6. Practical Implications and Modern Applications

Supervised Learning: Quadratic networks achieve superior expressive efficiency, allowing them to separate clusters or model complex nonlinear boundaries with far fewer units than conventional networks, particularly benefiting tasks such as pattern recognition, digit classification, and function regression (Fan et al., 2018, Rodrigues et al., 2022).
Control and System Identification: The analytical, closed-form quadratic mapping provides immediate support for system identification and Lyapunov-based control. The output's Lipschitz constant can be directly computed, with convex training providing global optima and certified robustness (Rodrigues et al., 2022).
Generalization and Regularization: Width-independent generalization can be achieved via spectral or Frobenius norm control, with quadratic networks benefiting from the smoothness of their activations (Vardi et al., 2022).
Architecture Discovery: Decomposition of the trained quadratic form yields the effective network structure (number and direction of hidden units), automatically adapting architecture complexity to data.

7. Bayesian, Statistical, and Information-Theoretic Analyses

The generalization behavior, including bias and variance decomposition, of Bayesian-trained one-hidden-layer quadratic networks can be captured by an effective action framework.
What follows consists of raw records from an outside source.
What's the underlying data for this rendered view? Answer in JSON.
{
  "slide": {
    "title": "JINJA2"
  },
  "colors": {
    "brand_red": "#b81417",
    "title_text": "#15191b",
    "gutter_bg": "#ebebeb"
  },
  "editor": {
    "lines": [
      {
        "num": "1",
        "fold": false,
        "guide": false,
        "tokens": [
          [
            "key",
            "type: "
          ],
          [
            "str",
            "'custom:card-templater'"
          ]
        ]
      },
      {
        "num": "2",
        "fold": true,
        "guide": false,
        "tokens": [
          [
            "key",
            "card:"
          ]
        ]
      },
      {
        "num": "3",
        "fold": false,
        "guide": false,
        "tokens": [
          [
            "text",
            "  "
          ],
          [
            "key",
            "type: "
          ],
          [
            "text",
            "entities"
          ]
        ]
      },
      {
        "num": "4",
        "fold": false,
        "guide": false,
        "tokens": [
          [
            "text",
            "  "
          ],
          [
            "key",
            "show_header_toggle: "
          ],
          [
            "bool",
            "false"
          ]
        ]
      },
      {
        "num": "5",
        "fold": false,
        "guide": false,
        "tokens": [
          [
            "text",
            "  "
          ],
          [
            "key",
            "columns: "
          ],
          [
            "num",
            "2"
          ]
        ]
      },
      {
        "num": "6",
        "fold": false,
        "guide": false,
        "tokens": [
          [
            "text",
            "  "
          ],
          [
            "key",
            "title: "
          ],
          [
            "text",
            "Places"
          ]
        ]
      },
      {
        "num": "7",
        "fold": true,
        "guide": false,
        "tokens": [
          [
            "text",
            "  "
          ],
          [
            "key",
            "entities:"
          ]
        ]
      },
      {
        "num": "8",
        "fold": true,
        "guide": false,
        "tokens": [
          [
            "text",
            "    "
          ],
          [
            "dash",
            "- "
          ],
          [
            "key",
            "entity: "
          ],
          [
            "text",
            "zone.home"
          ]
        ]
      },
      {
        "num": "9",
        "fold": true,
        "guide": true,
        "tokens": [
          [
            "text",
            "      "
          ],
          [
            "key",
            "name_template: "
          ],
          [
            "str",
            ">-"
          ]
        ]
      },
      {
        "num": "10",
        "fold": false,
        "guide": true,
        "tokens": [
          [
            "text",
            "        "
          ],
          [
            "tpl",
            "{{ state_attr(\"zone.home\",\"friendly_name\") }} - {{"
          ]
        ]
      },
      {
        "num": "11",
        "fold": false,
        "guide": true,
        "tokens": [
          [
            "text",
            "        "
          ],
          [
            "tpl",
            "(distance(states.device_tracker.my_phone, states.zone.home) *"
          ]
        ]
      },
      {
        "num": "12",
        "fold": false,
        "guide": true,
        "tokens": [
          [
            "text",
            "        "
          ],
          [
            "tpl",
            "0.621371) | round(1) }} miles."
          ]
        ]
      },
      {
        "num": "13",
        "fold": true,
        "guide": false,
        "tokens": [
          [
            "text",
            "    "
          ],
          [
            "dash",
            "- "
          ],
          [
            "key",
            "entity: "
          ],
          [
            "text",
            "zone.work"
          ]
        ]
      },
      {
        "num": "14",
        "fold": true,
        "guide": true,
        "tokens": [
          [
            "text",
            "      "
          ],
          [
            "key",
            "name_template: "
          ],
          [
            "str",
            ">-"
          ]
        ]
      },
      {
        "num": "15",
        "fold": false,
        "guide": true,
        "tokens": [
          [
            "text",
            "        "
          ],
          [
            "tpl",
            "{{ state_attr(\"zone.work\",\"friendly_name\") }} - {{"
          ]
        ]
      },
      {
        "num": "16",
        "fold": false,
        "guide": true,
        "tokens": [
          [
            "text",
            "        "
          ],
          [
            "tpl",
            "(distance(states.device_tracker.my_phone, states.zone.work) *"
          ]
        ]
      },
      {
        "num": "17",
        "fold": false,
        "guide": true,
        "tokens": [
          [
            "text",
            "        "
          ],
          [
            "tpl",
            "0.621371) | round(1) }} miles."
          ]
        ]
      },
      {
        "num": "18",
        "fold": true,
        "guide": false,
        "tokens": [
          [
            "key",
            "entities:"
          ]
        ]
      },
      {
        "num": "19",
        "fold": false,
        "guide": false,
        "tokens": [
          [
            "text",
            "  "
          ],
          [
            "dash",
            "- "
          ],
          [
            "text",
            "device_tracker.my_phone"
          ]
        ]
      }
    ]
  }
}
In the proportional limit (width and sample size large with fixed ratio), finite-width corrections are encoded by a global rescaling (kernel renormalization) of the infinite-width kernel. This mechanism quantitatively reproduces the empirical generalization curves as verified on benchmark datasets (Baglioni et al., 19 Jan 2024). Information-theoretic analyses of quadratic networks’ loss landscapes via entropy-based measures deepen understanding of architectural choices and optimization (Fan et al., 2018).

In conclusion, one-hidden-layer quadratic neural networks serve as a rigorously studied, highly expressive, and computationally tractable generalization of shallow architectures. They combine provable optimization properties, statistically robust generalization guarantees, efficient algorithmic implementations, and enhanced interpretability—a confluence underpinned by decades of mathematical analysis and subject to ongoing advances in convex geometry, random matrix theory, and statistical learning.